Resposta de referência
There are two popular approaches on Azure:
- Using Azure DevOps Services (Azure Pipelines): Azure DevOps is Microsoft's integrated platform that includes Repos (Git), Pipelines (CI/CD), Boards, Artifacts, etc. An answer here could outline using Azure Pipelines:
- Push code to Azure Repos (or GitHub, which Azure Pipelines can also integrate with).
- Build pipeline: Use Azure Pipelines (YAML or classic) to build the application and run tests. Mention that Azure Pipelines has a hosted pool of build agents, and supports just about any language or platform. After building, produce an artifact or Docker image.
- Release pipeline: Azure Pipelines can then deploy. For example, if deploying to an Azure Web App or Azure Function, there are tasks to do that (or use ARM templates to deploy infra, then deploy app). If using containers, maybe push to Azure Container Registry and then deploy to Azure Kubernetes Service (AKS).
- Note that Azure Pipelines supports multi-stage YAML pipelines now, so CI and CD can be in one pipeline as code.
- Azure DevOps also supports approvals, gates, etc., for control.
- Using GitHub Actions: Microsoft now often pushes GitHub Actions for CI/CD (especially if code is on GitHub). It's good to mention that if appropriate. GitHub Actions can build and deploy to Azure resources using official Azure action plugins (e.g., Azure Web Apps deploy, Azure CLI actions, etc.).
- Other Azure services: Azure has some platform-specific deployment options too, like Azure App Service can do deployment slots and has a deployment center that integrates with GitHub/Azure DevOps. But the above two cover most cases.

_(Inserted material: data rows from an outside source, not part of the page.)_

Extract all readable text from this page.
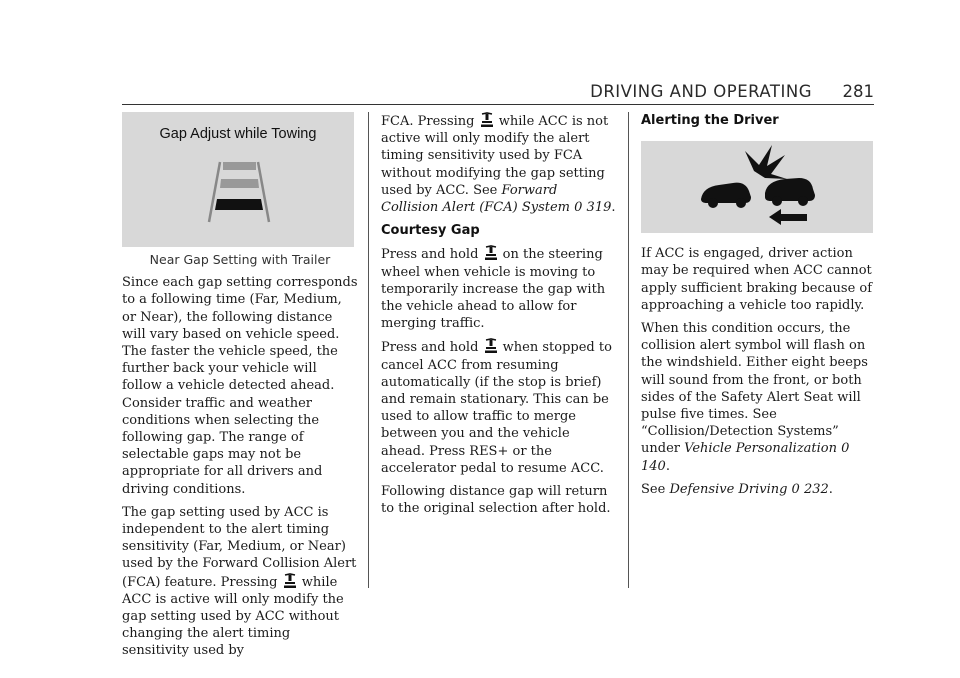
DRIVING AND OPERATING 281
Gap Adjust while Towing

Near Gap Setting with Trailer

Since each gap setting corresponds to a following time (Far, Medium, or Near), the following distance will vary based on vehicle speed. The faster the vehicle speed, the further back your vehicle will follow a vehicle detected ahead. Consider traffic and weather conditions when selecting the following gap. The range of selectable gaps may not be appropriate for all drivers and driving conditions.

The gap setting used by ACC is independent to the alert timing sensitivity (Far, Medium, or Near) used by the Forward Collision Alert (FCA) feature. Pressing while ACC is active will only modify the gap setting used by ACC without changing the alert timing sensitivity used by

FCA. Pressing while ACC is not active will only modify the alert timing sensitivity used by FCA without modifying the gap setting used by ACC. See Forward Collision Alert (FCA) System 0 319.

Courtesy Gap

Press and hold on the steering wheel when vehicle is moving to temporarily increase the gap with the vehicle ahead to allow for merging traffic.

Press and hold when stopped to cancel ACC from resuming automatically (if the stop is brief) and remain stationary. This can be used to allow traffic to merge between you and the vehicle ahead. Press RES+ or the accelerator pedal to resume ACC.

Following distance gap will return to the original selection after hold.

Alerting the Driver

If ACC is engaged, driver action may be required when ACC cannot apply sufficient braking because of approaching a vehicle too rapidly.

When this condition occurs, the collision alert symbol will flash on the windshield. Either eight beeps will sound from the front, or both sides of the Safety Alert Seat will pulse five times. See “Collision/Detection Systems” under Vehicle Personalization 0 140.

See Defensive Driving 0 232.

So an answer might be: "On Azure, I've used Azure DevOps Pipelines to set up CI/CD. For instance, we had a .NET Core web app – our Azure Pipelines YAML was triggered on any push to main. It would restore NuGet packages, build the solution, run tests, and package the app. The pipeline then had a deploy stage that used an Azure Resource Manager (ARM) template to ensure the Azure infrastructure (an App Service and SQL Database) was in place, and then a task to deploy the new package to the Azure App Service. We utilized Azure DevOps's built-in tasks for this, which made it straightforward. Also, we leveraged Azure DevOps Artifacts to store build artifacts and Azure Key Vault integration to fetch secrets during the pipeline (like connection strings). Alternatively, I've set up CI/CD with GitHub Actions for an Azure project – GitHub Actions would build our Node.js app and use the Azure Web App Deploy action to push it to an Azure Web App. Both approaches achieved automated, reliable deployments on Azure."